Today, every Jason you know has a quiet link to the Greek name day calendar. In Greek homes the name may appear as Iasonas, Iason or Iasonas in a more classical form, but the connection lands easily in everyday Canadian life too: the Jason from work, the Jason in your group chat, the Jason your kids play hockey with.
Iason goes back to ancient Greek Ἰάσων, the name of the Argonaut leader, and it is usually connected with the verb ἰάομαι, meaning to heal or cure. The name is old enough to belong to myth, classical literature and later Christian usage, then to travel outward into English, French, Spanish and Italian as Jason, Jasón and Giasone. In that sense it is one of those distinctly Greek names that has been hiding in plain sight across the Western world for centuries.

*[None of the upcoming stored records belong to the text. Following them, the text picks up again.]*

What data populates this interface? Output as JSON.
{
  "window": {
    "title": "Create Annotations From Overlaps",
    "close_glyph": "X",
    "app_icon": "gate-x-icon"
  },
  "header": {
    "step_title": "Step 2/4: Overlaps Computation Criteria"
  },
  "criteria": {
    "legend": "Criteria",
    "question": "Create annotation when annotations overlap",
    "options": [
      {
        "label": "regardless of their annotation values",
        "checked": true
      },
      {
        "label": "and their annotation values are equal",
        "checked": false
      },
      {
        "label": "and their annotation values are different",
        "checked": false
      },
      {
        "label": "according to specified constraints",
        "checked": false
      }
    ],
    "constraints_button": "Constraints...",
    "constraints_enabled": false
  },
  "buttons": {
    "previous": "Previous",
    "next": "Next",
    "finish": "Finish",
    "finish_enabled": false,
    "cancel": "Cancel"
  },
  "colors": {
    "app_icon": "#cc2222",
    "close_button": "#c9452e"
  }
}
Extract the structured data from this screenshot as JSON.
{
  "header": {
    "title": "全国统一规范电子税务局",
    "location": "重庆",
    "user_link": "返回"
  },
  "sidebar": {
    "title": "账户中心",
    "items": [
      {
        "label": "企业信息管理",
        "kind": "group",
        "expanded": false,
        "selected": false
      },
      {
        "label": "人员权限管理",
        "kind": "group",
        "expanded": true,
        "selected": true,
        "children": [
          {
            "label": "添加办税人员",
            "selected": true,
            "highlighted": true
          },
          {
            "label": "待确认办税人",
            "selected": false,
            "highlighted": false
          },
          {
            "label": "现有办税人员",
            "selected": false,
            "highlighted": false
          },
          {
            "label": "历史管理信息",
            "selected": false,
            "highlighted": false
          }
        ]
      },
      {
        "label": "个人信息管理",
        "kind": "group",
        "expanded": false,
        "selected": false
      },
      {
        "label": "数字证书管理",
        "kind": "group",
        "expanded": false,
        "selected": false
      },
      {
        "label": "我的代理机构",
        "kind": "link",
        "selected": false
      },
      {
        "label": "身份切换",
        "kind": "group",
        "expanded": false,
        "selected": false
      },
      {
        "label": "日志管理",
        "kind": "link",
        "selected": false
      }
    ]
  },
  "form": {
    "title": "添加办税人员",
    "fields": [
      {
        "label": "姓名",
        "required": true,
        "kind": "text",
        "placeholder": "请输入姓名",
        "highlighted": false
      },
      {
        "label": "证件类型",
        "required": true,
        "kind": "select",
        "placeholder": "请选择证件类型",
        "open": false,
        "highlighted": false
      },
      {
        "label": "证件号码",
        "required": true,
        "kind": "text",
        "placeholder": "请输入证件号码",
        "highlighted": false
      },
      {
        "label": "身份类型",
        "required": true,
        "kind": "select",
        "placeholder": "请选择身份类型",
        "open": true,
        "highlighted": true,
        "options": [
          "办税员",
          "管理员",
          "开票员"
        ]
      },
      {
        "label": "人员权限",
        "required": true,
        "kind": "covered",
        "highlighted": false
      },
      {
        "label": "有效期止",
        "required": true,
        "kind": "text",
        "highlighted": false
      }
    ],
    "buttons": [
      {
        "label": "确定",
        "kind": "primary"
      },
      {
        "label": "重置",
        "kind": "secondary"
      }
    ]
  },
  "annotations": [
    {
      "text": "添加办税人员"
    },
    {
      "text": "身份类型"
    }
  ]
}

In the Eastern Orthodox Christian tradition, a person’s name day is the feast day of the saint after whom they were named at baptism.
That gives today’s wish a lovely range. There is the cousin Jason who is always the one organizing the road trip, the old friend who somehow gets everyone moving in the same direction, and the teacher whose calm way with students makes the room better by the end of the day. The name carries motion, purpose and a certain steady confidence, so it suits the person people naturally follow.
Today also includes the rarer names Sosipatros and Kerkyra, names that feel more distinctly Greek and are less likely to have a direct English everyday twin. Sosipatros is ancient in form, built from Greek elements suggesting preservation and fatherhood or ancestry, while Kerkyra is the old Greek name of Corfu, a place-name with deep mythic and historical life. You might hear these names in a yiayia’s stories, in a family tree, or in the name of a godchild carrying something beautifully uncommon.
Chronia Polla! to everyone celebrating today, whether they are called Iasonas, Jason, Sosipatros or Kerkyra. If there is a Jason in your phone who has never heard of a name day, today is a perfect day to send the message and share a small Greek tradition with someone who did not know it was theirs too.